Which brings me to a US$175,000 entry from Slovakia-based Praga Racing, the Praga R1. Completely enclosed, it looks like an LMP1 race car you’d see at Le Mans, and the company says it produces as much as 1,900 pounds (860kg) of downforce when driven at high speeds. (That’s a heck of a lot.)
The owner of the company, Dusan Maly, recently put me inside one of his cars at the Monticello Motor Club in upstate New York. The car has only a four-cylinder engine with 210 horsepower, and at first I was somewhat underwhelmed. It handled perfectly but wasn’t crazy fast.
Maly shook his head and said: “You’re driving it like a regular car. Stop using the brakes. You have to make the downforce work.” He told me I needed to go way faster on the corners, until the point when I was sure I was going to fly off. “Then you’ll feel it.”
That was hard to conceptualise and even harder to do. One’s sense of self-preservation intervenes. Nonetheless, I pushed through my trepidation. There was a moment on a curve when the Praga felt loose and sketchy and then, 5mph faster, firm and planted.

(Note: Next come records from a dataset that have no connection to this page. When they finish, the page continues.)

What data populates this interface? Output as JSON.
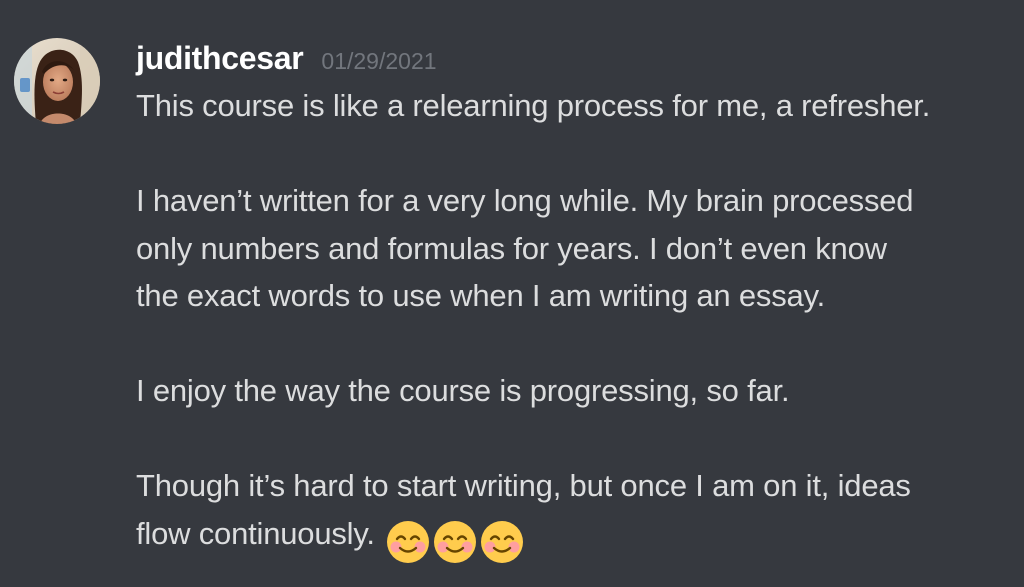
{
  "message": {
    "author": "judithcesar",
    "timestamp": "01/29/2021",
    "avatar_icon": "user-avatar-photo",
    "paragraphs": [
      {
        "lines": [
          "This course is like a relearning process for me, a refresher."
        ]
      },
      {
        "lines": [
          "I haven’t written for a very long while. My brain processed",
          "only numbers and formulas for years. I don’t even know",
          "the exact words to use when I am writing an essay."
        ]
      },
      {
        "lines": [
          "I enjoy the way the course is progressing, so far."
        ]
      },
      {
        "lines": [
          "Though it’s hard to start writing, but once I am on it, ideas",
          "flow continuously."
        ]
      }
    ],
    "emojis": [
      "smiling-face-with-smiling-eyes-icon",
      "smiling-face-with-smiling-eyes-icon",
      "smiling-face-with-smiling-eyes-icon"
    ]
  },
  "colors": {
    "background": "#36393f",
    "username": "#ffffff",
    "timestamp": "#72767d",
    "text": "#dcddde"
  }
}
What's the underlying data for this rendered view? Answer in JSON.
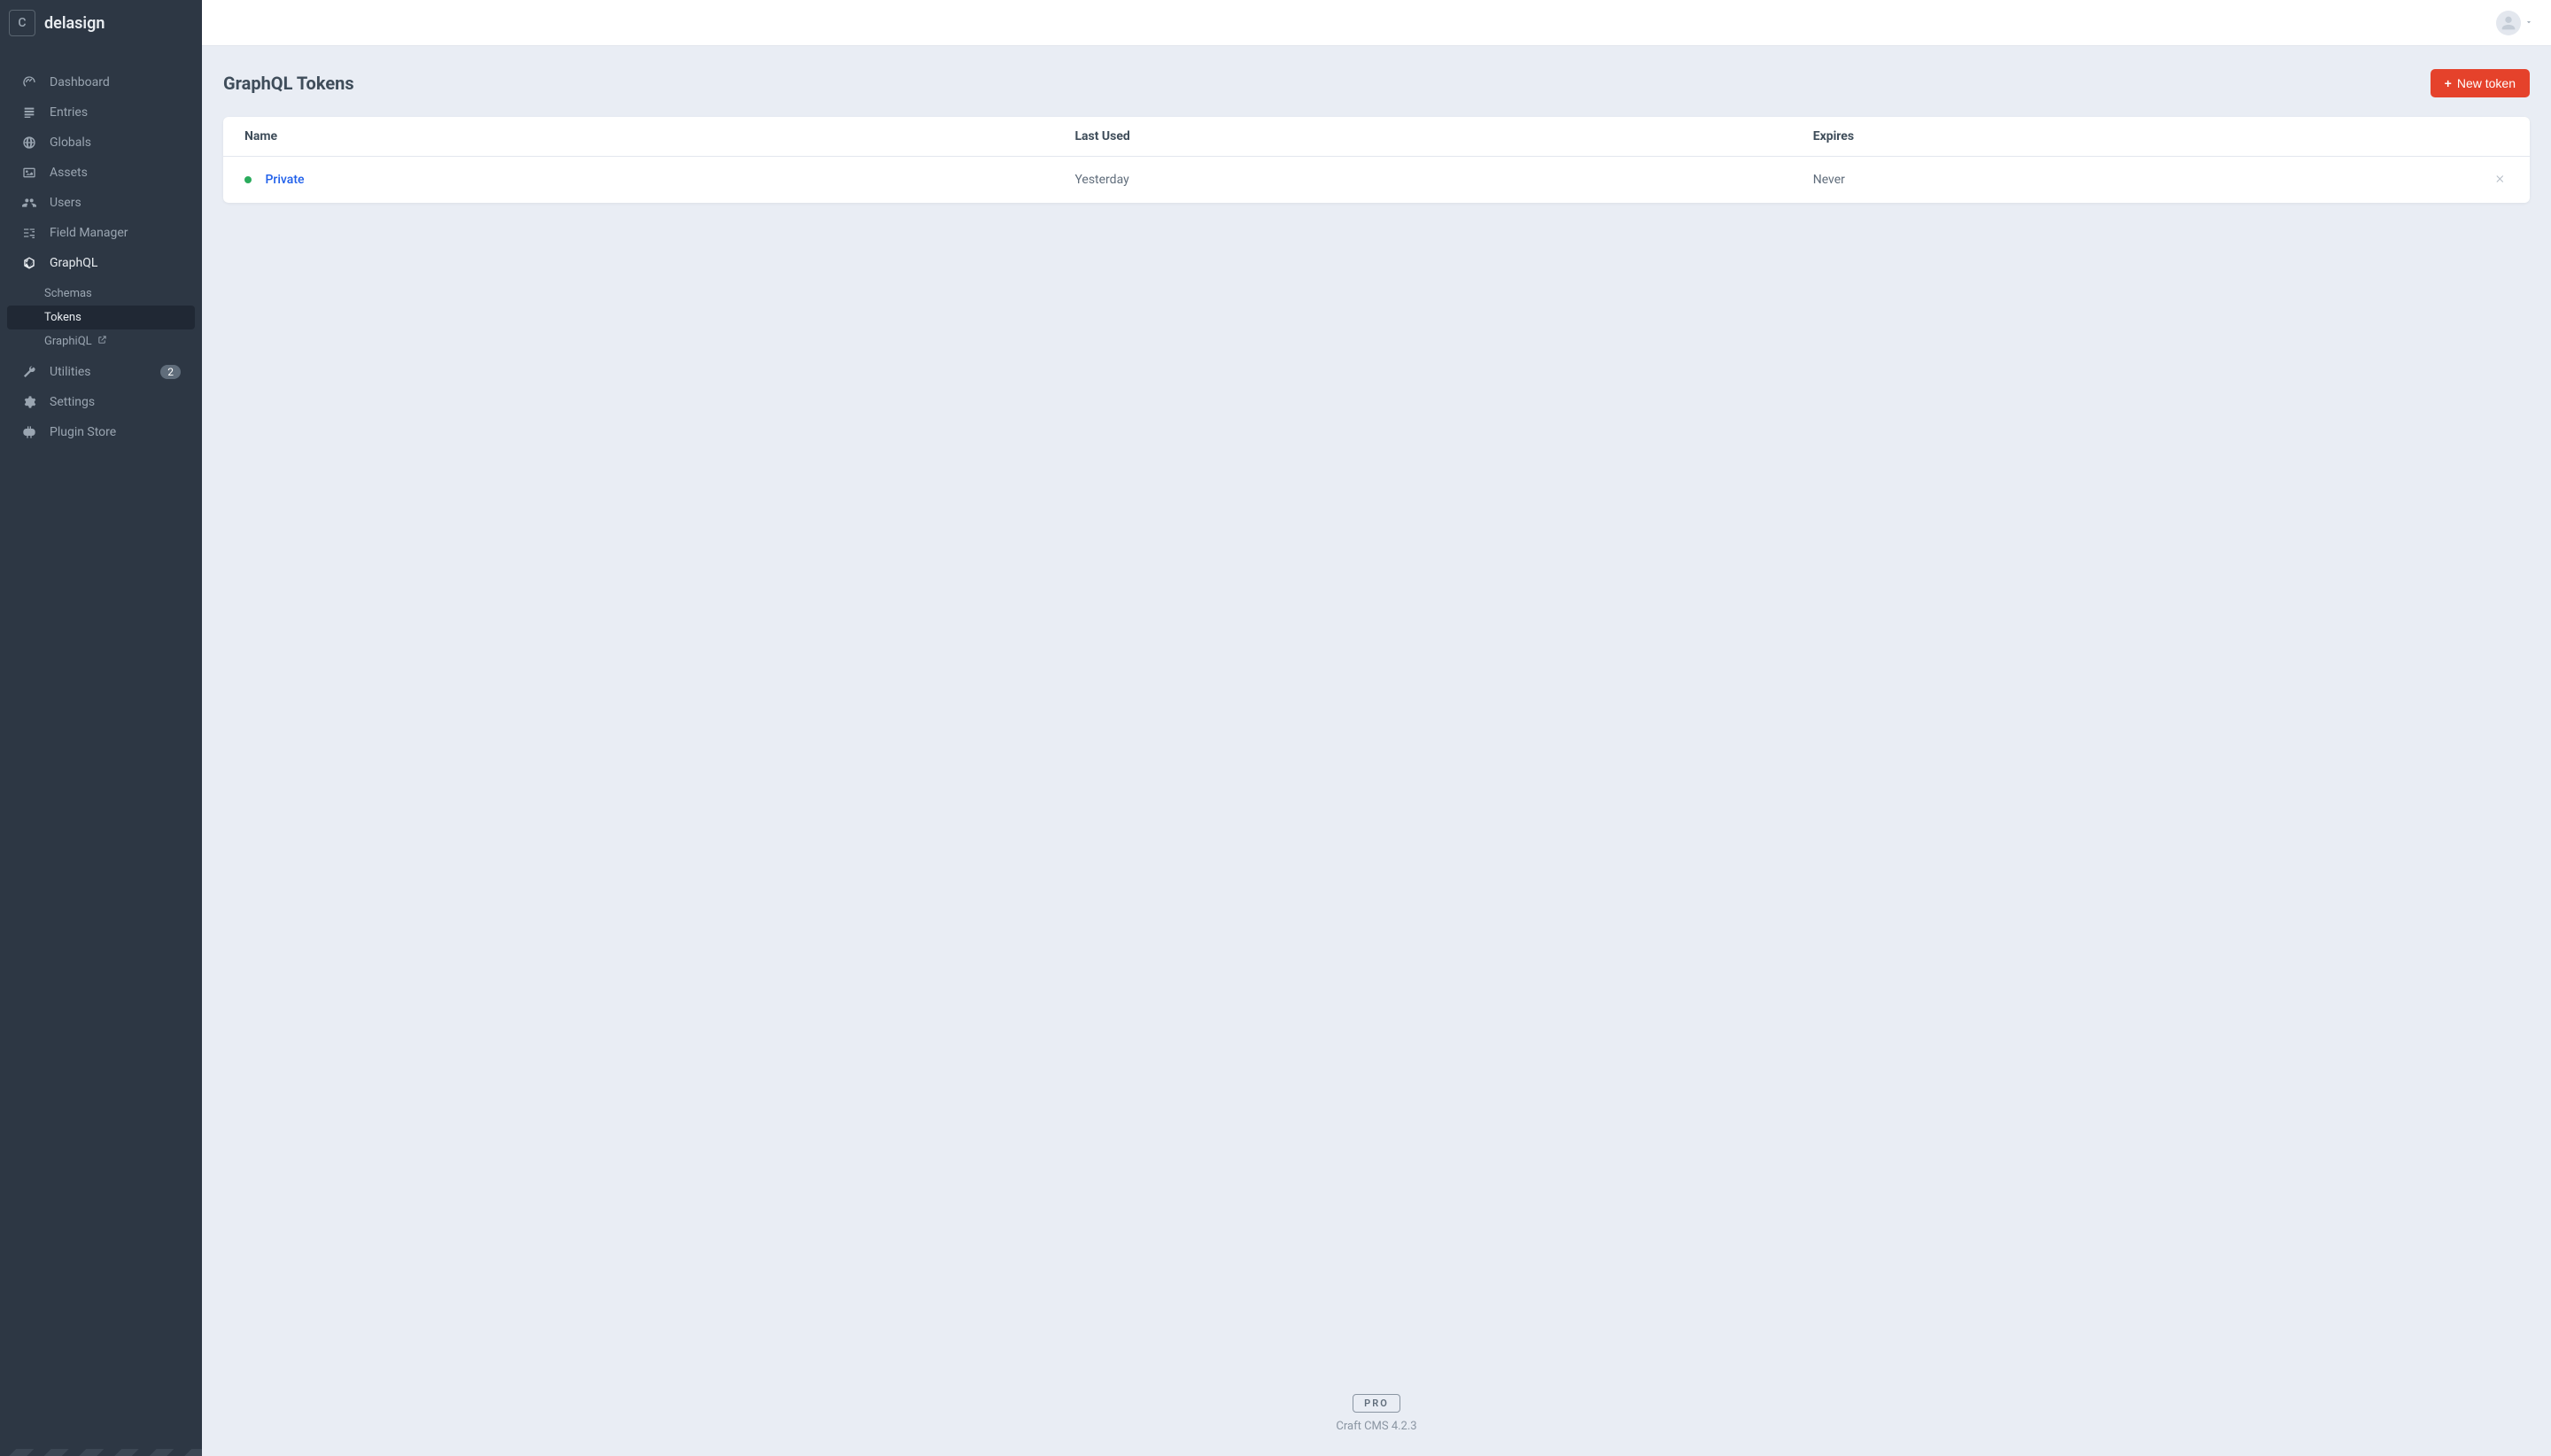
{
  "sidebar": {
    "logo_letter": "C",
    "site_name": "delasign",
    "items": [
      {
        "label": "Dashboard"
      },
      {
        "label": "Entries"
      },
      {
        "label": "Globals"
      },
      {
        "label": "Assets"
      },
      {
        "label": "Users"
      },
      {
        "label": "Field Manager"
      },
      {
        "label": "GraphQL"
      },
      {
        "label": "Utilities",
        "badge": "2"
      },
      {
        "label": "Settings"
      },
      {
        "label": "Plugin Store"
      }
    ],
    "sub_items": [
      {
        "label": "Schemas"
      },
      {
        "label": "Tokens"
      },
      {
        "label": "GraphiQL"
      }
    ]
  },
  "page": {
    "title": "GraphQL Tokens",
    "new_token_label": "New token"
  },
  "table": {
    "headers": {
      "name": "Name",
      "last_used": "Last Used",
      "expires": "Expires"
    },
    "rows": [
      {
        "name": "Private",
        "last_used": "Yesterday",
        "expires": "Never",
        "status": "active"
      }
    ]
  },
  "footer": {
    "badge": "PRO",
    "version": "Craft CMS 4.2.3"
  }
}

Monticello is a private club, and it has both Radicals and Pragas available for rent to members. Next May, it will offer non-members a US$15,000, two-day programme where they can drive a number of Radical models and the Praga R1 and a more-powerful turbo variant. It’s called the G-Force Experience, as the club promises the chance to pull a full three G’s on the track.
As if you needed another reason to want that race car, the feeling of cheating physics at its own game is a momentous one. So it might only make your race track problem even worse. — Bloomberg
This article first appeared in The Edge Financial Daily, on November 17, 2014.